Alors que son premier album, Flavourite CÂLÂ, sort ce vendredi 22 mars, l’énigmatique Sônge nous offre les clefs pour percer son univers coloré, mystique et onirique.
Sônge nous donne rendez-vous à la Galerie Libre Service à Paris où elle fêtera deux jours plus tard la sortie de son premier album, Flavourite CÂLÂ, en parallèle d’une exposition d’Aurélia Durand (qui a réalisé la pochette de l’album) réunissant une série d’œuvres qui illustrent chacun des morceaux du disque. Elle nous salue poliment à notre arrivée, avec une certaine réserve, avant de nous inviter à parcourir les visuels, qui font la part belle aux couleurs vives et invitent au voyage. Puis l’artiste revient sur son parcours, se révélant toujours plus lumineuse tandis que sa timidité première s’efface progressivement, ponctuant la discussion de francs éclats de rire ici et là.
Si Sônge navigue au sein de la scène musicale française depuis quelques années, sa discographie ne comptait jusqu’à présent qu’un seul et unique EP, sorti en 2017 et portant son nom. Il faut dire que pendant longtemps, la musique ne constitue pas sa plus grande priorité. Plus un hobby qu’une véritable passion au départ, Océane (son vrai prénom) n’envisage pas d’en faire sa carrière dans un premier temps. L’épiphanie sera graduelle.
Étudiante à HEC, elle part à Cologne en Allemagne dans le cadre de son cursus, où elle se lance dans la production de musique électronique, un peu par hasard. « C’est le fait d’être seule qui m’a amenée à commencer à créer des sons sur mon ordinateur, dans ma chambre, en regardant les Fernsehturm (tours émettrices de signaux de télévision, ndlr) », confie la chanteuse. Suivent une année à Amsterdam « riche en rencontres et en inspiration », et une dernière escale à Bruxelles où elle s’installe également quelque temps.

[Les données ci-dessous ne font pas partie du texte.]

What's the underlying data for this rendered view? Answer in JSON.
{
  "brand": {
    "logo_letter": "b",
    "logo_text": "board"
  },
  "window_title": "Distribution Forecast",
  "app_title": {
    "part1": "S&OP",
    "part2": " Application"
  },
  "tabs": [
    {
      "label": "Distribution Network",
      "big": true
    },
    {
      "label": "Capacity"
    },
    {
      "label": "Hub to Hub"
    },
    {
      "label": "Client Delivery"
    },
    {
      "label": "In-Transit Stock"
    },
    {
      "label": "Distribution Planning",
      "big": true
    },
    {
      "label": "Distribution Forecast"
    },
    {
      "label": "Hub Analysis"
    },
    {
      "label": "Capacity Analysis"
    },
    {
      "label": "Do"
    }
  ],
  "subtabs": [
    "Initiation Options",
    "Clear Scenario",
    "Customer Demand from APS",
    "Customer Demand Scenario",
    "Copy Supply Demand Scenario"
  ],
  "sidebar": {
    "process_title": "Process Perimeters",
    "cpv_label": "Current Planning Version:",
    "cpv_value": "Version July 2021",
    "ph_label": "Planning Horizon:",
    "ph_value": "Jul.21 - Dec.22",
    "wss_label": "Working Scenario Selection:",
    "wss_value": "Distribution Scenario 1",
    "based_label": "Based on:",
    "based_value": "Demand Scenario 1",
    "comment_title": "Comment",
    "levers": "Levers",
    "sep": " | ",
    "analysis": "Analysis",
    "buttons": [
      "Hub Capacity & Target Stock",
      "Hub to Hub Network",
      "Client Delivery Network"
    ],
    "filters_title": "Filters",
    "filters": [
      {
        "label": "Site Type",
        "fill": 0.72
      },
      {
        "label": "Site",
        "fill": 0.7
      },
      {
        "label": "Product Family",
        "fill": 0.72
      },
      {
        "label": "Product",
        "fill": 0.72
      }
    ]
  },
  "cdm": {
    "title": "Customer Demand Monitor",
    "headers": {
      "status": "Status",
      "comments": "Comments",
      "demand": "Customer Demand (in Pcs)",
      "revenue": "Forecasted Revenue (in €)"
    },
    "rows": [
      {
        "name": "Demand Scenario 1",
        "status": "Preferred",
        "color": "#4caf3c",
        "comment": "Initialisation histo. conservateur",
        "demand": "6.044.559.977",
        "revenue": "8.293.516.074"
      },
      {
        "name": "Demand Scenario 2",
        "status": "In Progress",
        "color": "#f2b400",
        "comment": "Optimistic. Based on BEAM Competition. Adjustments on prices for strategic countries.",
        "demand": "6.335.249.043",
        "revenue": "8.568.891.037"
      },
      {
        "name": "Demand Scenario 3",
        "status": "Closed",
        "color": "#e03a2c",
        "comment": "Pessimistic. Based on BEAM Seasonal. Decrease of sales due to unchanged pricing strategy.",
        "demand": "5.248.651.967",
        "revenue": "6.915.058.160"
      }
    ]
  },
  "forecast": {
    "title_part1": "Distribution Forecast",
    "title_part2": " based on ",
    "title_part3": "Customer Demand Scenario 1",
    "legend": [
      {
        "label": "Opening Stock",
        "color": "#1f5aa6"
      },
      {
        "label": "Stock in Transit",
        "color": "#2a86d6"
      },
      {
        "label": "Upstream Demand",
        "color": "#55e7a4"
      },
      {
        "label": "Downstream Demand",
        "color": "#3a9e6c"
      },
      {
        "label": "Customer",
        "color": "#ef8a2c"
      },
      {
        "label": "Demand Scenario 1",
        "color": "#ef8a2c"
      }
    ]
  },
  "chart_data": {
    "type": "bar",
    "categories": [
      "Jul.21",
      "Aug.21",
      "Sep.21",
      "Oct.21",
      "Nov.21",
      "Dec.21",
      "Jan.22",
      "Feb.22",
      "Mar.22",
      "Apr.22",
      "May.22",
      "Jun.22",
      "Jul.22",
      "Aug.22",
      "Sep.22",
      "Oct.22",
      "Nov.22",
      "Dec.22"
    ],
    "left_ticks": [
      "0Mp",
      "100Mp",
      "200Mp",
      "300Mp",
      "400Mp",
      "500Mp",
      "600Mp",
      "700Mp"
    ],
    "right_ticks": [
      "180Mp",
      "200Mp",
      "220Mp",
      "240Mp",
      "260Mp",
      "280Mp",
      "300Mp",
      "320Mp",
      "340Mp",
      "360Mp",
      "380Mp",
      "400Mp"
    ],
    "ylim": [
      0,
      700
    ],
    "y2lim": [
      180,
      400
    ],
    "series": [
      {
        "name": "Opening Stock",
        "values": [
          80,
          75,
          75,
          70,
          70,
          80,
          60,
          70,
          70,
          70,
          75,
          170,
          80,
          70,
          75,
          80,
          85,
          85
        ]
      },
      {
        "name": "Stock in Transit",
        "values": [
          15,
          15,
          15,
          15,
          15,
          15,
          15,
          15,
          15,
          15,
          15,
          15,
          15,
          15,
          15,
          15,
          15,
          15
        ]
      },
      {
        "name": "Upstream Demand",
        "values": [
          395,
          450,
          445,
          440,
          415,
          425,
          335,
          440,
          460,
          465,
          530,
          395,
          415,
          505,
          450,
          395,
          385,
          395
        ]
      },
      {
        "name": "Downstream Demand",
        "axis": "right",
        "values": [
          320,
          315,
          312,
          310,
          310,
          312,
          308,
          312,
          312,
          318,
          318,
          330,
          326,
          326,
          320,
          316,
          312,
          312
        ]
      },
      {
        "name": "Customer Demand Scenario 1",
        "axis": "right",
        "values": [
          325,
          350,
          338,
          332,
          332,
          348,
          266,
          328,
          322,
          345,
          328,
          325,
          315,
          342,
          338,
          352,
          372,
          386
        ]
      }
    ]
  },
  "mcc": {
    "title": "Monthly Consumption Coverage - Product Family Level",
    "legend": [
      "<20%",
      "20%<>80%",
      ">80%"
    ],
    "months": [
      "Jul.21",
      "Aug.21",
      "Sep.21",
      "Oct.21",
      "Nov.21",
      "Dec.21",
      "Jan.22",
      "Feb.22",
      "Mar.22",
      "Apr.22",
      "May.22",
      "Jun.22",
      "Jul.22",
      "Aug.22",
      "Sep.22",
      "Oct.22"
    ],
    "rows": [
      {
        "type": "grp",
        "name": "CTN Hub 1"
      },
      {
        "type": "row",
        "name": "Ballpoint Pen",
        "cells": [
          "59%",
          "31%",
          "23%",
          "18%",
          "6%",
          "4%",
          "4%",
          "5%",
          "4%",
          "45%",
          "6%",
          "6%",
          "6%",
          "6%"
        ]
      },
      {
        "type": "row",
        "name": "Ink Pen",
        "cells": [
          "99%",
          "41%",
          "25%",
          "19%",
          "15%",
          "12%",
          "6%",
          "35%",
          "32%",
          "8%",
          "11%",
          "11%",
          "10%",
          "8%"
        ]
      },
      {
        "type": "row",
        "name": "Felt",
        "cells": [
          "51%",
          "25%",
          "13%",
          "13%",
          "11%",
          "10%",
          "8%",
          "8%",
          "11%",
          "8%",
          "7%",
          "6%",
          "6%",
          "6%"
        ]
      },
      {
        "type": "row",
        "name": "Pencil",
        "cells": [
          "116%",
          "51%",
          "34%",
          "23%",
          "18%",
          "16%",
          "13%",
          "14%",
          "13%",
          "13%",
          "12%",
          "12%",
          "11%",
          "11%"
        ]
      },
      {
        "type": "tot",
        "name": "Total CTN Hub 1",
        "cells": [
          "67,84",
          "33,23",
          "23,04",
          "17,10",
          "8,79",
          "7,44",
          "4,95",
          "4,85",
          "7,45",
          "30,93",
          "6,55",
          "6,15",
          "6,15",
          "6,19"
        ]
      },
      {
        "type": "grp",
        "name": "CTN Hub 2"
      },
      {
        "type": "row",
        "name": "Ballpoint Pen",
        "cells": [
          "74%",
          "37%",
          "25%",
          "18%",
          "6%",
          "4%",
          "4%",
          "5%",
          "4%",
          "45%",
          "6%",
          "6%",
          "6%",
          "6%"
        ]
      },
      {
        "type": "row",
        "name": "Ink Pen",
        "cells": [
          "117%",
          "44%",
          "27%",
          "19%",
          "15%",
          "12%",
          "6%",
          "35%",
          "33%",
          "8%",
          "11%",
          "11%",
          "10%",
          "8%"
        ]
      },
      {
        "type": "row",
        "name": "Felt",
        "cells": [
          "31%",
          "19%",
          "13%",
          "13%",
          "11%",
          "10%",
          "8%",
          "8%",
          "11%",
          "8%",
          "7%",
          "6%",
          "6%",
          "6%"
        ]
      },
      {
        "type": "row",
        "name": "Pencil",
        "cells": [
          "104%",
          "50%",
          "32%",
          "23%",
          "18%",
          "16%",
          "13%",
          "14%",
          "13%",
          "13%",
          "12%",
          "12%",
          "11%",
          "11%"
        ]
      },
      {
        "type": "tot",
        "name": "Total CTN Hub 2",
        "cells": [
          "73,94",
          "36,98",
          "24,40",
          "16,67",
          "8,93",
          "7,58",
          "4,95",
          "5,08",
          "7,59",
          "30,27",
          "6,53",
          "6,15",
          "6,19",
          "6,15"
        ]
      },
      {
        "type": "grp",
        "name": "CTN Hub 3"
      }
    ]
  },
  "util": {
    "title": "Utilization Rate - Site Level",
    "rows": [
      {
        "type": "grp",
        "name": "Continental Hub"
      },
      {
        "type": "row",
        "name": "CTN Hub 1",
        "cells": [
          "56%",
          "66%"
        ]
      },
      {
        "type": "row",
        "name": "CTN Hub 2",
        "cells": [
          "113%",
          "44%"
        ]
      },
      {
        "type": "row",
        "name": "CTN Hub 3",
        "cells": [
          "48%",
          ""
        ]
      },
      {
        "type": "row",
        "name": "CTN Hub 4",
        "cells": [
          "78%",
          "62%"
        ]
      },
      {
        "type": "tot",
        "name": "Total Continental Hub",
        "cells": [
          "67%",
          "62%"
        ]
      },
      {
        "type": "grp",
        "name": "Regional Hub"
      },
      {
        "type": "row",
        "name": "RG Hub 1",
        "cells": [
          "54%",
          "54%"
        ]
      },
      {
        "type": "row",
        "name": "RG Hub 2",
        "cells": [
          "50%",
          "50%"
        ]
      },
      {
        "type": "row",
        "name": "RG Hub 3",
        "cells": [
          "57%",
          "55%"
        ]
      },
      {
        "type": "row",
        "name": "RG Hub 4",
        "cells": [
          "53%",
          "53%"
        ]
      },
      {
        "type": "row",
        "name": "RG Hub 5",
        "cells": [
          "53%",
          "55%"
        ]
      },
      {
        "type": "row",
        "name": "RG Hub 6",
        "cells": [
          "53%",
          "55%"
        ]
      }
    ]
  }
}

Le déclic ultime survient ensuite, alors qu’elle souffre de nodules et perd sa voix. « C’est à ce moment que je me suis dit : “C’est idiot, je viens de perdre ma voix, mais en fait je veux vraiment faire de la musique” », se souvient-elle. Deux possibilités s’offrent à l’artiste : l’opération au laser, ou la rééducation avec une chanteuse d’opéra, ce qu’elle choisit. Finalement, le problème se règle en quelques leçons seulement, et Sônge profite de ce rétablissement pour se lancer dans sa carrière musicale.
Un processus créatif synesthésique
Elle emprunte alors le pseudonyme de Sônge. Paradoxalement pour une artiste dont le patronyme fait référence aux rêves, la chanteuse souffre pourtant de problèmes de sommeil : « Depuis que je fais de la musique, je ne dors plus » explique-t-elle, presque fataliste. Les médecins lui conseillent d’acheter des lunettes de luminothérapie, qu’elle emporte souvent avec elle lors de ses shows : « Quand j’arrive je ne vois personne, c’est super ! J’ai l’impression que le public n’est pas là et ça m’aide à rentrer dans mon concert. » Mais cette astuce lui a déjà joué des tours : « La première fois, je n’ai pas réussi à attraper le micro, les gens ont pensé que j’étais défoncée », confesse-t-elle en riant.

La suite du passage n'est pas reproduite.